You now know at least one way to calculate PI.
What is so fascinating about it is that you know it works. In your heart, now that you understand how it’s done, you know it’s completely reliable. Legislating what PI is now seems as silly as voting on whether or not the dinosaurs once lived on the earth.
Now how is it that a purely mental concept like a circle – and remember, it does not physically exist anywhere in universe – can have such a specific and computable characteristic like PI?
I’ll tell you why. It’s because circles really do exist. I can’t get over the significance of this. Something that only exists in our minds actually and really objectively exists and we can prove it beyond doubt. Mathematics is real.
I also can’t miss the display of beauty in math and reason demonstrated by this example. I’m left with several questions worthy of further discussion:
- Why is it that made up things can really exist objectively?
- Is Math (like circles or PI) “invented” or “discovered?”
- I mentioned that this example was “beautiful” to me. Is that a subjective “in the eye of the beholder” sort of thing? Or could beauty be objectively real too?

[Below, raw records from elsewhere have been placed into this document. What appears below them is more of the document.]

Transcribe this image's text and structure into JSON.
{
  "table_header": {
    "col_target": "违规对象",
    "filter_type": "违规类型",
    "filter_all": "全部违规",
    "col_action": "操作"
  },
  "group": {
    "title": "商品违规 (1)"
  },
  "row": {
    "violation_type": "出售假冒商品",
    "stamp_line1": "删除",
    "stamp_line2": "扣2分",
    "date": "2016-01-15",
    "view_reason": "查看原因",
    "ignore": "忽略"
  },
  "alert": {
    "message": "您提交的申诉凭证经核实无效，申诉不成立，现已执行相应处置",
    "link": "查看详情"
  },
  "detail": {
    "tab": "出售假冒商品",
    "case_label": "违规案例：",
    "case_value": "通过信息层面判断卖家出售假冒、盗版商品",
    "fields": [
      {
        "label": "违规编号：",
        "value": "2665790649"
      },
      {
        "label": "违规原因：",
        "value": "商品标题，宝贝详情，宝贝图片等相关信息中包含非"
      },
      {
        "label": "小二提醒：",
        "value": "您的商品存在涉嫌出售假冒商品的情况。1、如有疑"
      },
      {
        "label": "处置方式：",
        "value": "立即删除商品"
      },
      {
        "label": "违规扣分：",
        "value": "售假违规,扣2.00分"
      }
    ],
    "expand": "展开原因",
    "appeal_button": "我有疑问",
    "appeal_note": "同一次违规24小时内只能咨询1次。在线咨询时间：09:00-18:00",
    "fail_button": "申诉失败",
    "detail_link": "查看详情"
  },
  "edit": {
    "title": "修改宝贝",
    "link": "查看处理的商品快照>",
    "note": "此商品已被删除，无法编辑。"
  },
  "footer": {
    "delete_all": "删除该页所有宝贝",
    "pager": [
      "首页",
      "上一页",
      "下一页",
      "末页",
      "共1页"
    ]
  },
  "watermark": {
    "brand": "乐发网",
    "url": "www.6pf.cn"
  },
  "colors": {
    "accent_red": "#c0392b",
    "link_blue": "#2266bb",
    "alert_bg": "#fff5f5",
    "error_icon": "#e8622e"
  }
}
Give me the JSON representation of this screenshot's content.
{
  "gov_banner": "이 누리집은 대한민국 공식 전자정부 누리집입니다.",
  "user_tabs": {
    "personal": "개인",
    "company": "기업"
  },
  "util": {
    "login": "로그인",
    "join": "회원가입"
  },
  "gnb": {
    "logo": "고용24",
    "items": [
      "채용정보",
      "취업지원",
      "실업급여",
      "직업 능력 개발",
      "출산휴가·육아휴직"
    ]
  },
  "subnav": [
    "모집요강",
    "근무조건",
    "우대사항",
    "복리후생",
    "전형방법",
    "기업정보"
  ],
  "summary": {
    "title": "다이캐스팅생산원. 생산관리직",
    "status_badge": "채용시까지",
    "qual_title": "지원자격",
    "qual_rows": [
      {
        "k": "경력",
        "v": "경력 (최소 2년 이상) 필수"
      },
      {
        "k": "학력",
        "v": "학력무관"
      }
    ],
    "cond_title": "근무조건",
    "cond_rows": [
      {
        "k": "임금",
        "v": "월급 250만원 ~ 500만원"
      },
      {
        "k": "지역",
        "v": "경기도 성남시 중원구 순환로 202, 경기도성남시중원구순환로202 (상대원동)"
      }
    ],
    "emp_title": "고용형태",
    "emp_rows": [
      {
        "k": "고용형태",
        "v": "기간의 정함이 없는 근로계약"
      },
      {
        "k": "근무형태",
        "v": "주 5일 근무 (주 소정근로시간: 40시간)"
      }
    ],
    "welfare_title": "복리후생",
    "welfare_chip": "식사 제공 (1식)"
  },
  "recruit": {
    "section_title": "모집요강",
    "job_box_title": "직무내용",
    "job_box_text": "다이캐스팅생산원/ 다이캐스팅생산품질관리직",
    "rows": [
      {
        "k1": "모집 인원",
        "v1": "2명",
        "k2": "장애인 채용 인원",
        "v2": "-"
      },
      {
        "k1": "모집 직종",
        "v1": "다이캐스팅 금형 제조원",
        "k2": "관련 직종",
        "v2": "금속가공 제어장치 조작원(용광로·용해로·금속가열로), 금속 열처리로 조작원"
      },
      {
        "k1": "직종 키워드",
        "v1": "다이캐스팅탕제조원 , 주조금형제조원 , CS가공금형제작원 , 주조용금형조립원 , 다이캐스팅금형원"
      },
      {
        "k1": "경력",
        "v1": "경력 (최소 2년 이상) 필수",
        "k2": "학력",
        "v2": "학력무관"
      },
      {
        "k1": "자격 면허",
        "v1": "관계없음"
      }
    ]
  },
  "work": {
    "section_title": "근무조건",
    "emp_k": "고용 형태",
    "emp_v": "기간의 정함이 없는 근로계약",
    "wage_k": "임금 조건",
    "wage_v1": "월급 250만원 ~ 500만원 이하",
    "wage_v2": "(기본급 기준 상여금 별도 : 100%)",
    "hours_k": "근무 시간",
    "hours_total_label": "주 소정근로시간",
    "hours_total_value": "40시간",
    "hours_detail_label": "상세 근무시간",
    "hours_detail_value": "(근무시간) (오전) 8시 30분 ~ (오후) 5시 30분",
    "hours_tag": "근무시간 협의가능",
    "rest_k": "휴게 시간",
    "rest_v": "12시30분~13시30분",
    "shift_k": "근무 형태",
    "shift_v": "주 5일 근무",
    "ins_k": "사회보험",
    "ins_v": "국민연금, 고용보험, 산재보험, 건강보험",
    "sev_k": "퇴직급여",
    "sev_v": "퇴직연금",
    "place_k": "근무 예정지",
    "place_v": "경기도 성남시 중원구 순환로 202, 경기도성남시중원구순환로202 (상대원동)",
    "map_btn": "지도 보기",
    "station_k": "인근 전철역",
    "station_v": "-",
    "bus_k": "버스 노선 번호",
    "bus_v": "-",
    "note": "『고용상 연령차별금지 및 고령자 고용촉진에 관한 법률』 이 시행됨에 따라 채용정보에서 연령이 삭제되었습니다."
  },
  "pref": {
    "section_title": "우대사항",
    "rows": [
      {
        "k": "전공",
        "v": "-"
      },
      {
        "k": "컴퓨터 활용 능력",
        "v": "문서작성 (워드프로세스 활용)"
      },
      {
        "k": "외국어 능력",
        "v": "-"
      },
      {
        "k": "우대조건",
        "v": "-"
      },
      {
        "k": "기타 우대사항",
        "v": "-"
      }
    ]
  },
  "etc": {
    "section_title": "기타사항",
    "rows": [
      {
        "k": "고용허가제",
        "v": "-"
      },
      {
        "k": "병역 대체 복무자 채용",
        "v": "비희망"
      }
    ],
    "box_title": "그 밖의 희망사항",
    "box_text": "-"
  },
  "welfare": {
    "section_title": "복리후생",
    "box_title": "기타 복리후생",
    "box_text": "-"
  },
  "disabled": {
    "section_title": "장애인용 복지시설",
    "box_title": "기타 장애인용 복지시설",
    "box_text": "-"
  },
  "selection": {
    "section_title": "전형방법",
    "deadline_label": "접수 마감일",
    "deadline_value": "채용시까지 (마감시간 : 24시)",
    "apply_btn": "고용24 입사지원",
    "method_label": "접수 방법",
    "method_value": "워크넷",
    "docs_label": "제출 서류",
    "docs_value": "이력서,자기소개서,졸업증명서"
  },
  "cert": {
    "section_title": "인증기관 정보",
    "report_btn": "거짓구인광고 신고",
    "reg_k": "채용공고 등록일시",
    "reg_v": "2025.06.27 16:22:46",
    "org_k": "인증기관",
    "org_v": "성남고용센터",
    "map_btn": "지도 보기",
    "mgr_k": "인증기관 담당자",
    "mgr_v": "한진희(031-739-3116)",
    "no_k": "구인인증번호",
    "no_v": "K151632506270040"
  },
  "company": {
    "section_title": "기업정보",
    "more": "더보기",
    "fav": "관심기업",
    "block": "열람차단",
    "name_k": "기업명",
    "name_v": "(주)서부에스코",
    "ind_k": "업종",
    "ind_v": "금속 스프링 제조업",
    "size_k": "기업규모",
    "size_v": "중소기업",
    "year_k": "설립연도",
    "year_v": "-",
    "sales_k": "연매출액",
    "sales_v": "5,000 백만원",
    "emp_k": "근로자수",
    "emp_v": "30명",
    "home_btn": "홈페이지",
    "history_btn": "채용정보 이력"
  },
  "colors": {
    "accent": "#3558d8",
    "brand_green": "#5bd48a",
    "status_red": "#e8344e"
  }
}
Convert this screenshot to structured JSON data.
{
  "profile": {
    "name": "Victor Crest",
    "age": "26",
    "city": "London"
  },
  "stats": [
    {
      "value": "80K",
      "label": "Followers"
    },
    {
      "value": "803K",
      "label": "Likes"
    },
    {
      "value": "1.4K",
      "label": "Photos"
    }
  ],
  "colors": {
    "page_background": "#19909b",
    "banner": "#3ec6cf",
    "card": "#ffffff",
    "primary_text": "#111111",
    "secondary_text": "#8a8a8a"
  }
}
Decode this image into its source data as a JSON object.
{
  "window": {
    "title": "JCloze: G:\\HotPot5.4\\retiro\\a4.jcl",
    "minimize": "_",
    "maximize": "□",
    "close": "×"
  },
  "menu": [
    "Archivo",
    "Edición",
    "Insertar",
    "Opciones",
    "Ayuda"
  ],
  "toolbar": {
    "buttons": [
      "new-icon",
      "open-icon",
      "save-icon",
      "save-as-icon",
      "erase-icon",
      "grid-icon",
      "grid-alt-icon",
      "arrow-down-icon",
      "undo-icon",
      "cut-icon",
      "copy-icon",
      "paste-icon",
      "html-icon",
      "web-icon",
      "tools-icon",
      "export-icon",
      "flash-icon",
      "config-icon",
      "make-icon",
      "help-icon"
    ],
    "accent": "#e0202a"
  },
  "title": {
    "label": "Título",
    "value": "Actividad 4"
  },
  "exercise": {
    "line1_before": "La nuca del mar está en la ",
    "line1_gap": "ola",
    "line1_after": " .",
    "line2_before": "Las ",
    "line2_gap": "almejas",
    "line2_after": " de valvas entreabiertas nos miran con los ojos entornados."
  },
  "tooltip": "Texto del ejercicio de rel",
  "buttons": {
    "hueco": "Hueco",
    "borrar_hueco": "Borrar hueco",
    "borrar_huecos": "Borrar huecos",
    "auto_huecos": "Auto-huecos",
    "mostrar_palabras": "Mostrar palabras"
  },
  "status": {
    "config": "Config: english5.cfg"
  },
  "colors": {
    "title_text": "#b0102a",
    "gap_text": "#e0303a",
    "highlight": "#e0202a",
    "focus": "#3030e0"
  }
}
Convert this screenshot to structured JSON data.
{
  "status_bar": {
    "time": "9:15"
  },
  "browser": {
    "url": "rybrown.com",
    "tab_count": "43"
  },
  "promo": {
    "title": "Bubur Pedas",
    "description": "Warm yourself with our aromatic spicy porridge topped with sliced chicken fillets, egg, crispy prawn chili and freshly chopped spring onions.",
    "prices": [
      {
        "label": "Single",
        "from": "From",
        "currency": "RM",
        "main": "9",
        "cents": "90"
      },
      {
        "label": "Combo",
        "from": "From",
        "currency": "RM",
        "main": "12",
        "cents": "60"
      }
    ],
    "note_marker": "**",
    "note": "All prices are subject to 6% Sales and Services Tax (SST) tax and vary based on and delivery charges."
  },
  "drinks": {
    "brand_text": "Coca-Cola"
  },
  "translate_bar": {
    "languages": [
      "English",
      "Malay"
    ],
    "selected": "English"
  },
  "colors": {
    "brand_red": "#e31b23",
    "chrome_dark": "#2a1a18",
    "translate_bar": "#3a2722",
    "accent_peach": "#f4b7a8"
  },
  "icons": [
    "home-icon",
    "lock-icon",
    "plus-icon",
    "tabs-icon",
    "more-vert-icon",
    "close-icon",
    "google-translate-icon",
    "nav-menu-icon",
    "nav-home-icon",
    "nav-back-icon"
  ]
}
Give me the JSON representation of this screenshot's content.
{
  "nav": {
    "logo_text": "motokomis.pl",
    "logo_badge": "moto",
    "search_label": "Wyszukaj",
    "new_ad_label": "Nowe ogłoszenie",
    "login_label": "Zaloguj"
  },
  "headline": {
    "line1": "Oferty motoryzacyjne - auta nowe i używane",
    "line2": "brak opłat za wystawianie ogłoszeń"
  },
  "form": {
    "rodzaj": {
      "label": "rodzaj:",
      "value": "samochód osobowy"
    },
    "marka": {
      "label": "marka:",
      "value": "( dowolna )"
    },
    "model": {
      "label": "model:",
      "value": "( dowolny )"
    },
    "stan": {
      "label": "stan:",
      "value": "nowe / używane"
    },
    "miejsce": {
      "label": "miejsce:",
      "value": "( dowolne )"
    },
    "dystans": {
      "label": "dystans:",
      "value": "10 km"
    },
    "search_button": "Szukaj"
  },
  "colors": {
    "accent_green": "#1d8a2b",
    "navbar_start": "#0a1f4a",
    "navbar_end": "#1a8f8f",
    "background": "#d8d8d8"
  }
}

- What do we even mean by the word “beauty” in the first place? Why is math, nature, and my wife all beautiful? Is that one word for three things or one word for one thing?
- Do you feel God’s presence when you see math work like this? If not, do you at least feel awe for “something” when you see the above example?
 See Mathematics for the Million, p. 217 and p. 154
 Mathematics for the Million, p. 217-218 for full details
 Actually, this algorithm to solve for PI is what we call intractable. Though in principle we can find PI to any arbitrary decimal point, in practice once you get past a certain point the procedure becomes too computationally intensive and even a super fast computer will never complete prior to the universe collapsing into a big crunch – at least not with current technology. There are better ways to find PI that aren’t so process intensive using calculus. See this link here for details.